Scott and Jim are veteran amateur auctioneers that have been doing this for many more years than they’d probably admit. Brian was a rookie this year, and did an excellent job! I can say with all certainty that being an auctioneer isn’t an easy job – I’ve actually shared the stage with Scott and Jim, but that was more that 10 years ago. It’s a tough job, but a fun job as well!
Let the Bidding Begin!
The auction began at 09:00, with Veteran amateur auctioneer Scott Anderson at the lead – Scott has started the auction off as long as I can remember – He has a larger than life presence that demands attention, and a voice that carries well!

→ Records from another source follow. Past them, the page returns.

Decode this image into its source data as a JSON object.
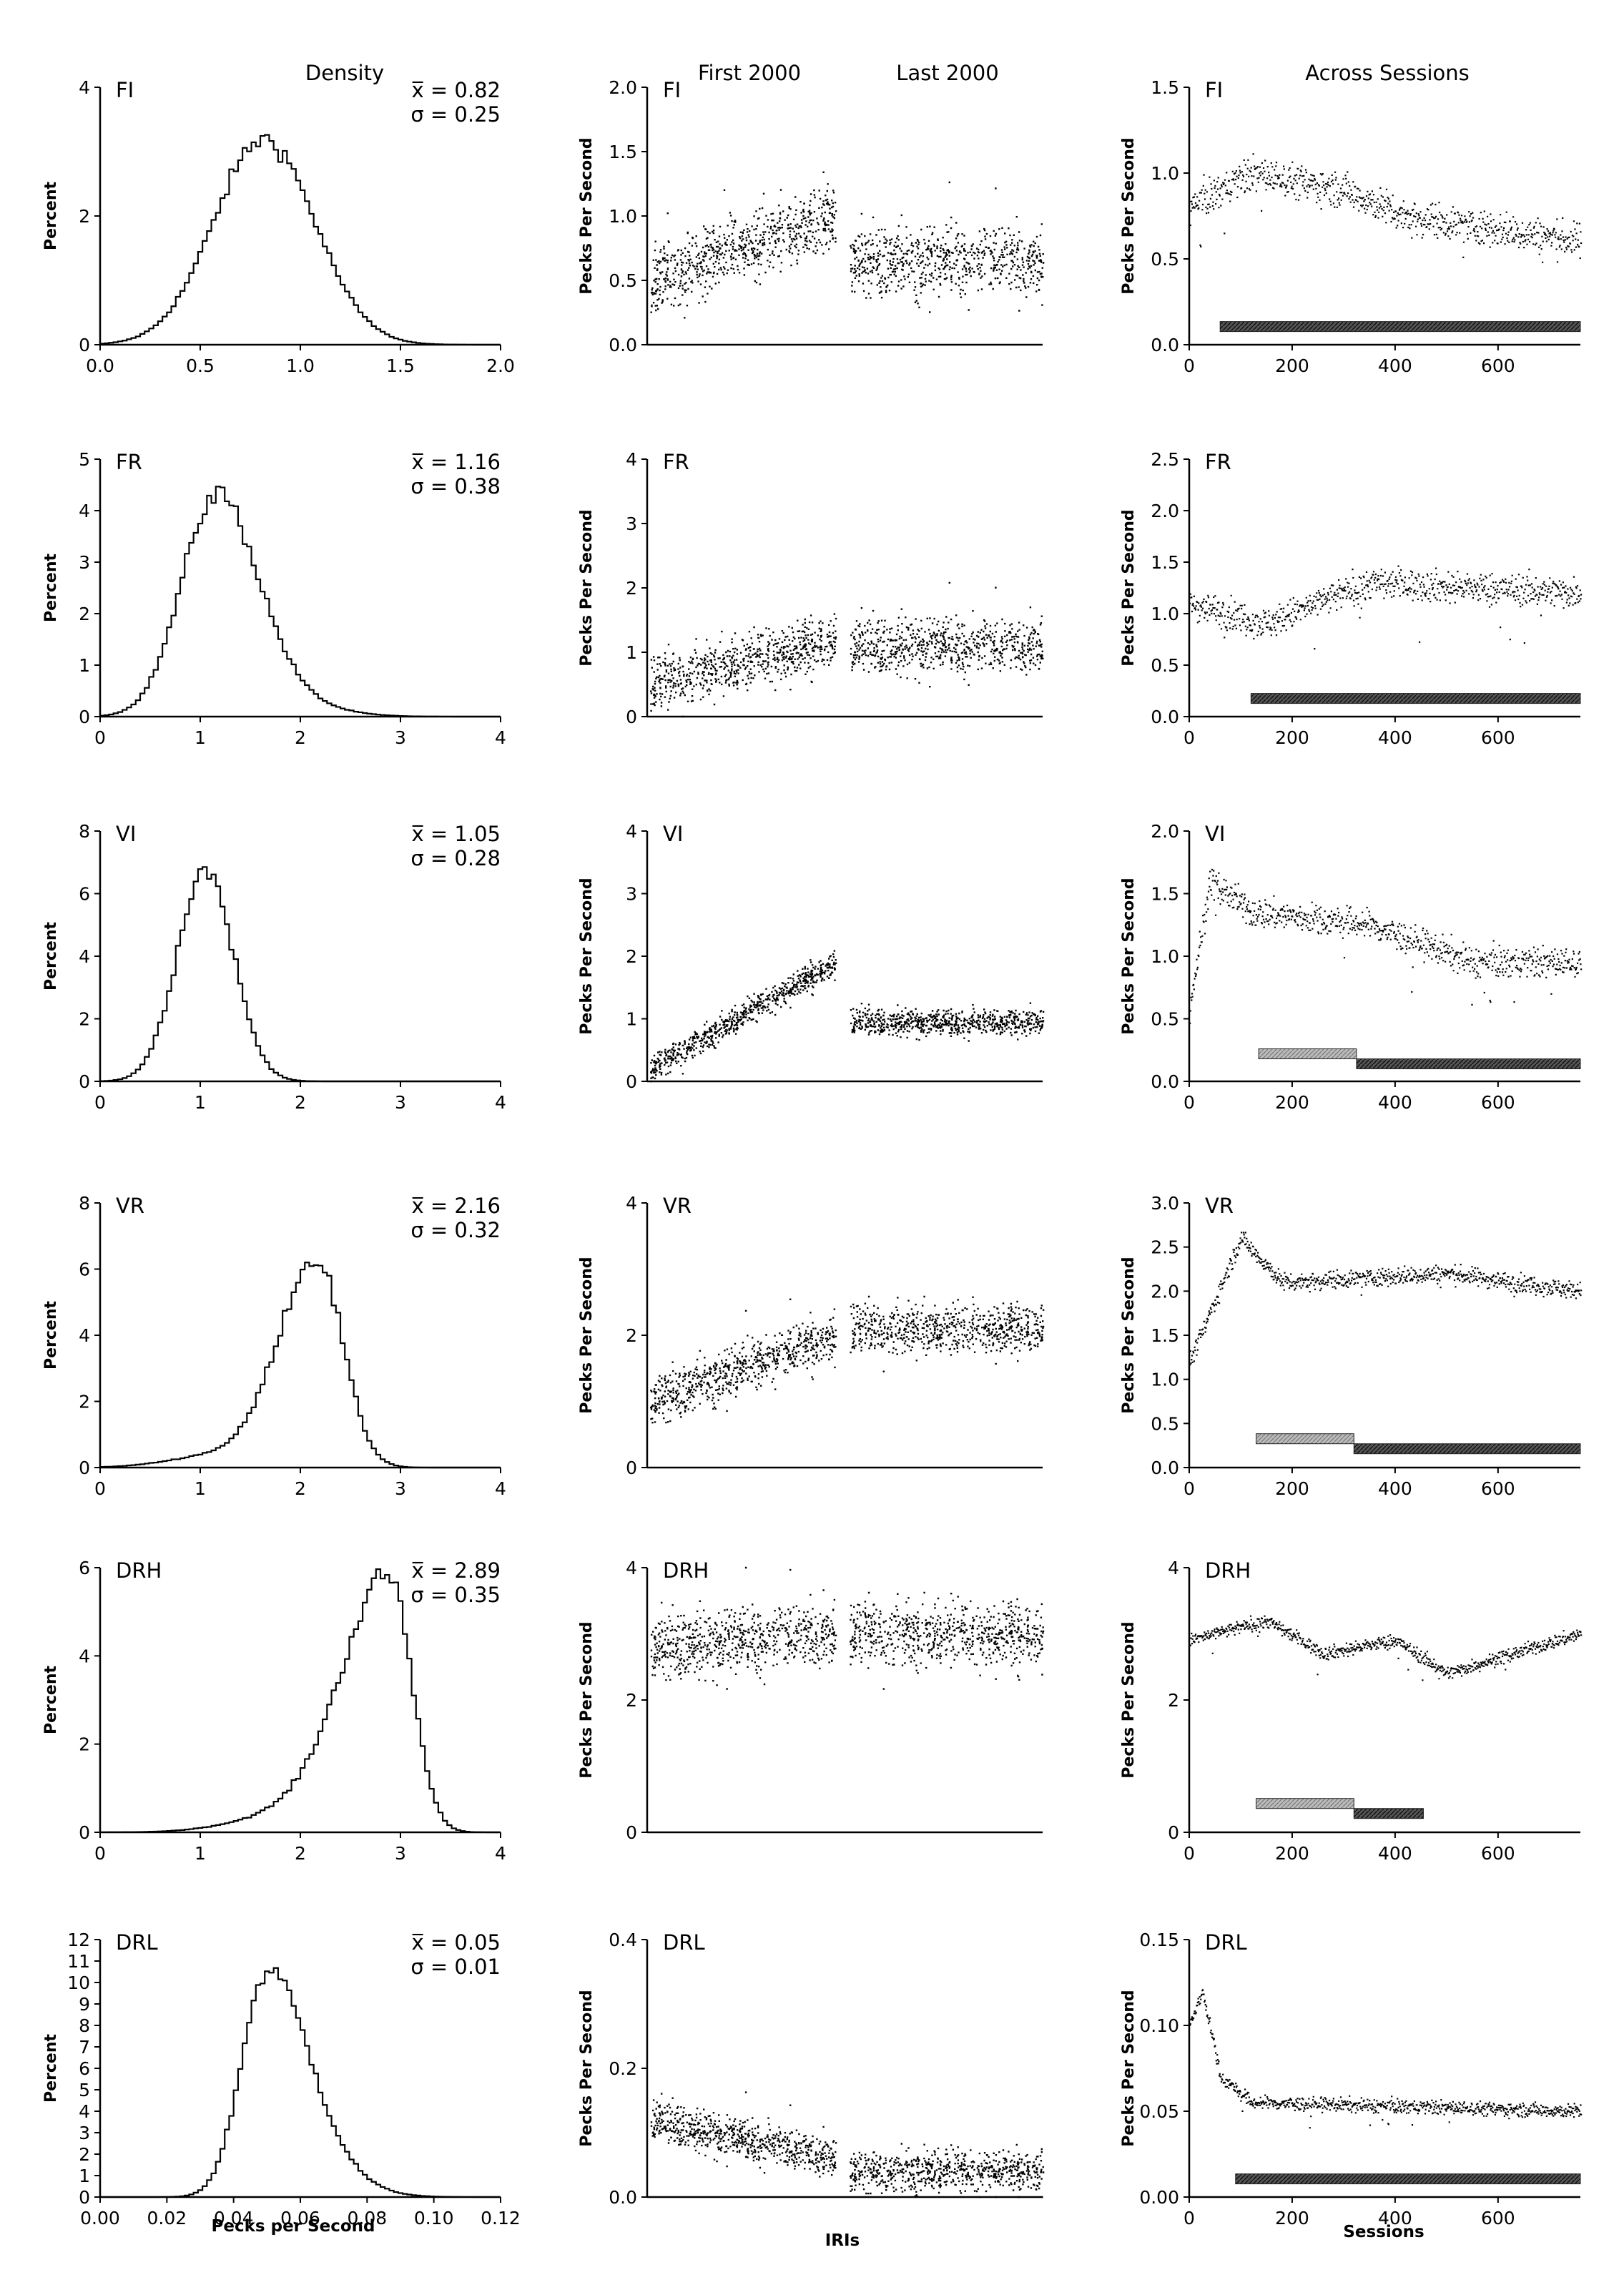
{
  "column_titles": [
    "Density",
    "First 2000",
    "Last 2000",
    "Across Sessions"
  ],
  "density_ylabel": "Percent",
  "rate_ylabel": "Pecks Per Second",
  "density_xlabel": "Pecks per Second",
  "iri_xlabel": "IRIs",
  "sessions_xlabel": "Sessions",
  "chart_data": [
    {
      "type": "line",
      "panel": "density",
      "schedule": "FI",
      "title": "FI",
      "xlim": [
        0,
        2
      ],
      "ylim": [
        0,
        4
      ],
      "xticks": [
        "0.0",
        "0.5",
        "1.0",
        "1.5",
        "2.0"
      ],
      "yticks": [
        "0",
        "2",
        "4"
      ],
      "ylabel": "Percent",
      "mean_label": "x̅ = 0.82",
      "sd_label": "σ = 0.25",
      "mean": 0.82,
      "sd": 0.25,
      "peak": 3.2,
      "skew": 0
    },
    {
      "type": "line",
      "panel": "density",
      "schedule": "FR",
      "title": "FR",
      "xlim": [
        0,
        4
      ],
      "ylim": [
        0,
        5
      ],
      "xticks": [
        "0",
        "1",
        "2",
        "3",
        "4"
      ],
      "yticks": [
        "0",
        "1",
        "2",
        "3",
        "4",
        "5"
      ],
      "ylabel": "Percent",
      "mean_label": "x̅ = 1.16",
      "sd_label": "σ = 0.38",
      "mean": 1.16,
      "sd": 0.38,
      "peak": 4.3,
      "skew": 0.15
    },
    {
      "type": "line",
      "panel": "density",
      "schedule": "VI",
      "title": "VI",
      "xlim": [
        0,
        4
      ],
      "ylim": [
        0,
        8
      ],
      "xticks": [
        "0",
        "1",
        "2",
        "3",
        "4"
      ],
      "yticks": [
        "0",
        "2",
        "4",
        "6",
        "8"
      ],
      "ylabel": "Percent",
      "mean_label": "x̅ = 1.05",
      "sd_label": "σ = 0.28",
      "mean": 1.05,
      "sd": 0.28,
      "peak": 6.8,
      "skew": 0
    },
    {
      "type": "line",
      "panel": "density",
      "schedule": "VR",
      "title": "VR",
      "xlim": [
        0,
        4
      ],
      "ylim": [
        0,
        8
      ],
      "xticks": [
        "0",
        "1",
        "2",
        "3",
        "4"
      ],
      "yticks": [
        "0",
        "2",
        "4",
        "6",
        "8"
      ],
      "ylabel": "Percent",
      "mean_label": "x̅ = 2.16",
      "sd_label": "σ = 0.32",
      "mean": 2.16,
      "sd": 0.32,
      "peak": 6.3,
      "skew": -0.3
    },
    {
      "type": "line",
      "panel": "density",
      "schedule": "DRH",
      "title": "DRH",
      "xlim": [
        0,
        4
      ],
      "ylim": [
        0,
        6
      ],
      "xticks": [
        "0",
        "1",
        "2",
        "3",
        "4"
      ],
      "yticks": [
        "0",
        "2",
        "4",
        "6"
      ],
      "ylabel": "Percent",
      "mean_label": "x̅ = 2.89",
      "sd_label": "σ = 0.35",
      "mean": 2.89,
      "sd": 0.35,
      "peak": 5.8,
      "skew": -0.6
    },
    {
      "type": "line",
      "panel": "density",
      "schedule": "DRL",
      "title": "DRL",
      "xlim": [
        0,
        0.12
      ],
      "ylim": [
        0,
        12
      ],
      "xticks": [
        "0.00",
        "0.02",
        "0.04",
        "0.06",
        "0.08",
        "0.10",
        "0.12"
      ],
      "yticks": [
        "0",
        "1",
        "2",
        "3",
        "4",
        "5",
        "6",
        "7",
        "8",
        "9",
        "10",
        "11",
        "12"
      ],
      "ylabel": "Percent",
      "xlabel": "Pecks per Second",
      "mean_label": "x̅ = 0.05",
      "sd_label": "σ = 0.01",
      "mean": 0.05,
      "sd": 0.01,
      "peak": 10.5,
      "skew": 0.4
    },
    {
      "type": "scatter",
      "panel": "iri",
      "schedule": "FI",
      "title": "FI",
      "ylim": [
        0,
        2
      ],
      "yticks": [
        "0.0",
        "0.5",
        "1.0",
        "1.5",
        "2.0"
      ],
      "ylabel": "Pecks Per Second",
      "first_start": 0.5,
      "first_end": 1.0,
      "last_level": 0.65,
      "spread": 0.25
    },
    {
      "type": "scatter",
      "panel": "iri",
      "schedule": "FR",
      "title": "FR",
      "ylim": [
        0,
        4
      ],
      "yticks": [
        "0",
        "1",
        "2",
        "3",
        "4"
      ],
      "ylabel": "Pecks Per Second",
      "first_start": 0.5,
      "first_end": 1.2,
      "last_level": 1.1,
      "spread": 0.4
    },
    {
      "type": "scatter",
      "panel": "iri",
      "schedule": "VI",
      "title": "VI",
      "ylim": [
        0,
        4
      ],
      "yticks": [
        "0",
        "1",
        "2",
        "3",
        "4"
      ],
      "ylabel": "Pecks Per Second",
      "first_start": 0.2,
      "first_end": 1.9,
      "last_level": 0.95,
      "spread": 0.2
    },
    {
      "type": "scatter",
      "panel": "iri",
      "schedule": "VR",
      "title": "VR",
      "ylim": [
        0,
        4
      ],
      "yticks": [
        "0",
        "2",
        "4"
      ],
      "ylabel": "Pecks Per Second",
      "first_start": 1.0,
      "first_end": 2.0,
      "last_level": 2.1,
      "spread": 0.35
    },
    {
      "type": "scatter",
      "panel": "iri",
      "schedule": "DRH",
      "title": "DRH",
      "ylim": [
        0,
        4
      ],
      "yticks": [
        "0",
        "2",
        "4"
      ],
      "ylabel": "Pecks Per Second",
      "first_start": 2.8,
      "first_end": 3.0,
      "last_level": 3.0,
      "spread": 0.45
    },
    {
      "type": "scatter",
      "panel": "iri",
      "schedule": "DRL",
      "title": "DRL",
      "ylim": [
        0,
        0.4
      ],
      "yticks": [
        "0.0",
        "0.2",
        "0.4"
      ],
      "ylabel": "Pecks Per Second",
      "xlabel": "IRIs",
      "first_start": 0.12,
      "first_end": 0.06,
      "last_level": 0.04,
      "spread": 0.03
    },
    {
      "type": "scatter",
      "panel": "sessions",
      "schedule": "FI",
      "title": "FI",
      "xlim": [
        0,
        760
      ],
      "ylim": [
        0,
        1.5
      ],
      "xticks": [
        "0",
        "200",
        "400",
        "600"
      ],
      "yticks": [
        "0.0",
        "0.5",
        "1.0",
        "1.5"
      ],
      "ylabel": "Pecks Per Second",
      "trend": [
        [
          0,
          0.8
        ],
        [
          120,
          1.0
        ],
        [
          300,
          0.9
        ],
        [
          420,
          0.75
        ],
        [
          760,
          0.6
        ]
      ],
      "spread": 0.1,
      "bars": [
        {
          "start": 60,
          "end": 760,
          "shade": "dark"
        }
      ]
    },
    {
      "type": "scatter",
      "panel": "sessions",
      "schedule": "FR",
      "title": "FR",
      "xlim": [
        0,
        760
      ],
      "ylim": [
        0,
        2.5
      ],
      "xticks": [
        "0",
        "200",
        "400",
        "600"
      ],
      "yticks": [
        "0.0",
        "0.5",
        "1.0",
        "1.5",
        "2.0",
        "2.5"
      ],
      "ylabel": "Pecks Per Second",
      "trend": [
        [
          0,
          1.1
        ],
        [
          150,
          0.9
        ],
        [
          350,
          1.3
        ],
        [
          550,
          1.25
        ],
        [
          760,
          1.2
        ]
      ],
      "spread": 0.15,
      "bars": [
        {
          "start": 120,
          "end": 760,
          "shade": "dark"
        }
      ]
    },
    {
      "type": "scatter",
      "panel": "sessions",
      "schedule": "VI",
      "title": "VI",
      "xlim": [
        0,
        760
      ],
      "ylim": [
        0,
        2
      ],
      "xticks": [
        "0",
        "200",
        "400",
        "600"
      ],
      "yticks": [
        "0.0",
        "0.5",
        "1.0",
        "1.5",
        "2.0"
      ],
      "ylabel": "Pecks Per Second",
      "trend": [
        [
          0,
          0.6
        ],
        [
          40,
          1.6
        ],
        [
          120,
          1.35
        ],
        [
          350,
          1.25
        ],
        [
          550,
          0.95
        ],
        [
          760,
          0.95
        ]
      ],
      "spread": 0.12,
      "bars": [
        {
          "start": 135,
          "end": 325,
          "shade": "light"
        },
        {
          "start": 325,
          "end": 760,
          "shade": "dark"
        }
      ]
    },
    {
      "type": "scatter",
      "panel": "sessions",
      "schedule": "VR",
      "title": "VR",
      "xlim": [
        0,
        760
      ],
      "ylim": [
        0,
        3
      ],
      "xticks": [
        "0",
        "200",
        "400",
        "600"
      ],
      "yticks": [
        "0.0",
        "0.5",
        "1.0",
        "1.5",
        "2.0",
        "2.5",
        "3.0"
      ],
      "ylabel": "Pecks Per Second",
      "trend": [
        [
          0,
          1.2
        ],
        [
          100,
          2.6
        ],
        [
          180,
          2.1
        ],
        [
          500,
          2.2
        ],
        [
          760,
          2.0
        ]
      ],
      "spread": 0.1,
      "bars": [
        {
          "start": 130,
          "end": 320,
          "shade": "light"
        },
        {
          "start": 320,
          "end": 760,
          "shade": "dark"
        }
      ]
    },
    {
      "type": "scatter",
      "panel": "sessions",
      "schedule": "DRH",
      "title": "DRH",
      "xlim": [
        0,
        760
      ],
      "ylim": [
        0,
        4
      ],
      "xticks": [
        "0",
        "200",
        "400",
        "600"
      ],
      "yticks": [
        "0",
        "2",
        "4"
      ],
      "ylabel": "Pecks Per Second",
      "trend": [
        [
          0,
          2.9
        ],
        [
          150,
          3.2
        ],
        [
          260,
          2.7
        ],
        [
          400,
          2.9
        ],
        [
          500,
          2.4
        ],
        [
          760,
          3.0
        ]
      ],
      "spread": 0.1,
      "bars": [
        {
          "start": 130,
          "end": 320,
          "shade": "light"
        },
        {
          "start": 320,
          "end": 455,
          "shade": "dark"
        }
      ]
    },
    {
      "type": "scatter",
      "panel": "sessions",
      "schedule": "DRL",
      "title": "DRL",
      "xlim": [
        0,
        760
      ],
      "ylim": [
        0,
        0.15
      ],
      "xticks": [
        "0",
        "200",
        "400",
        "600"
      ],
      "yticks": [
        "0.00",
        "0.05",
        "0.10",
        "0.15"
      ],
      "ylabel": "Pecks Per Second",
      "xlabel": "Sessions",
      "trend": [
        [
          0,
          0.1
        ],
        [
          25,
          0.12
        ],
        [
          60,
          0.07
        ],
        [
          120,
          0.055
        ],
        [
          760,
          0.05
        ]
      ],
      "spread": 0.004,
      "bars": [
        {
          "start": 90,
          "end": 760,
          "shade": "dark"
        }
      ]
    }
  ]
}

Scott, Jim, and Brian took turns throughout the nine hours and fifteen minutes of live auction – I’m sure that all three were exhausted by the end of the day! A large gorup of volunteers always joins the auctioneer on stage – they all have certain duties. Some are recording item numbers and bidding amounts, while others are spotters helping the auctioneer find the high bidder. There were also several volunteers that ran the items to and from the stage – every one pitched in and did a lot of work that day!

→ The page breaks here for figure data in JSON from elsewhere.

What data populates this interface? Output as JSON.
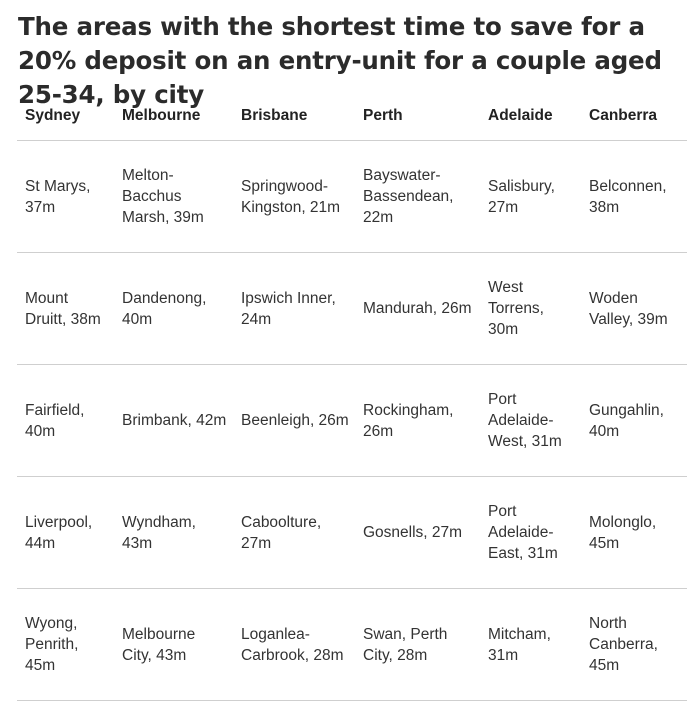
{
  "title": "The areas with the shortest time to save for a 20% deposit on an entry-unit for a couple aged 25-34, by city",
  "table": {
    "headers": [
      "Sydney",
      "Melbourne",
      "Brisbane",
      "Perth",
      "Adelaide",
      "Canberra"
    ],
    "rows": [
      [
        "St Marys, 37m",
        "Melton-Bacchus Marsh, 39m",
        "Springwood-Kingston, 21m",
        "Bayswater-Bassendean, 22m",
        "Salisbury, 27m",
        "Belconnen, 38m"
      ],
      [
        "Mount Druitt, 38m",
        "Dandenong, 40m",
        "Ipswich Inner, 24m",
        "Mandurah, 26m",
        "West Torrens, 30m",
        "Woden Valley, 39m"
      ],
      [
        "Fairfield, 40m",
        "Brimbank, 42m",
        "Beenleigh, 26m",
        "Rockingham, 26m",
        "Port Adelaide-West, 31m",
        "Gungahlin, 40m"
      ],
      [
        "Liverpool, 44m",
        "Wyndham, 43m",
        "Caboolture, 27m",
        "Gosnells, 27m",
        "Port Adelaide-East, 31m",
        "Molonglo, 45m"
      ],
      [
        "Wyong, Penrith, 45m",
        "Melbourne City, 43m",
        "Loganlea-Carbrook, 28m",
        "Swan, Perth City, 28m",
        "Mitcham, 31m",
        "North Canberra, 45m"
      ]
    ]
  }
}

In addition to the live auction, there were several other things going on – a silent auction was taking place in the corner for some ‘big ticket items’. Four of the five highest dollar sold items were on the silent auction: Highest bid of the day went to a Ziroli SkyRaider that sold for $1525, followed by a Top Flite P-51 at $1225, an Aeroworks 120cc Biplane at $825, and a Hangar 9 33% Sukhoi at $700!
Because there is a minimum bid of $20 on any item going through the auction, a bargain table had items for sale that may not have reached the minimum bid. These prices were set by the seller, and all items were available for immediate sale – it would be like the ‘buy it now’ feature on ebay!
The bidder’s crowd waxed and waned a bit throughout the day, but there were a total of 240 bidder’s numbers purchased! In addition to this, TCRC had a concession stand set up in the corner selling coffee, water, and pop, and doughnuts, cookies, hot dogs, and even Subway sandwiches! If you left the auction with an empty stomach it wasn’t because TCRC didn’t try to feed you!
As I mentioned earlier, This was TCRC’s best auction yet, and here’s some numbers!
Main Stage – 616 items
Silent Auction – 8 items
Bargain Table – 50 items
Total – 674 items
The auctioneers sold 616 items at a blazing average speed of 52 seconds per item, with the first item sold at 09:00 and the last at 18:15!
This is TCRC’s main fund raising event of the year, and with the proceeds from this auction, they will be able to do some field renovations, including refinishing their paved runways – the best part is that they’ll be able to do these projects without raising club member’s dues!
There were a few raffle prizes given away throughout the day – everyone that purchased a bidder’s number was entered in the raffle, but you had to be present to win. This is a great tactic to get people to stay until the end of the auction. I’ll stand by that claim, because yours truly won a Seagull Models Mini Cassutt ARF! I almost never win anything, so I was very surprised and pleased to take home a raffle prize!
Raffle prizes were donated by surrounding Hobby shops, and included Hobby Warehouse in Richfield, MN, Hobby Zone in Plymouth, MN, Hub Hobby in Richfield, MN, and Sky Hobby in Eagan, MN. Thank you to all that donated raffle prizes!
Well, that about wraps up this article. If you’re in the midwest, and are looking for a great day of all things involving RC aircraft, you should make a trip to the TCRC auction. As I mentioned earlier, I go every year – it’s a great place to sell or buy items, but also a good day to reconnect with old friends and make new friends. As a former member of the TCRC club myself, I look forward to spending the day with my TCRC friends! So, on behalf of all the attended the 41st annual TCRC auction, I thank the members and volunteers of the Twin Cities Radio Controllers – y’all did a great job putting on the BEST RC auction!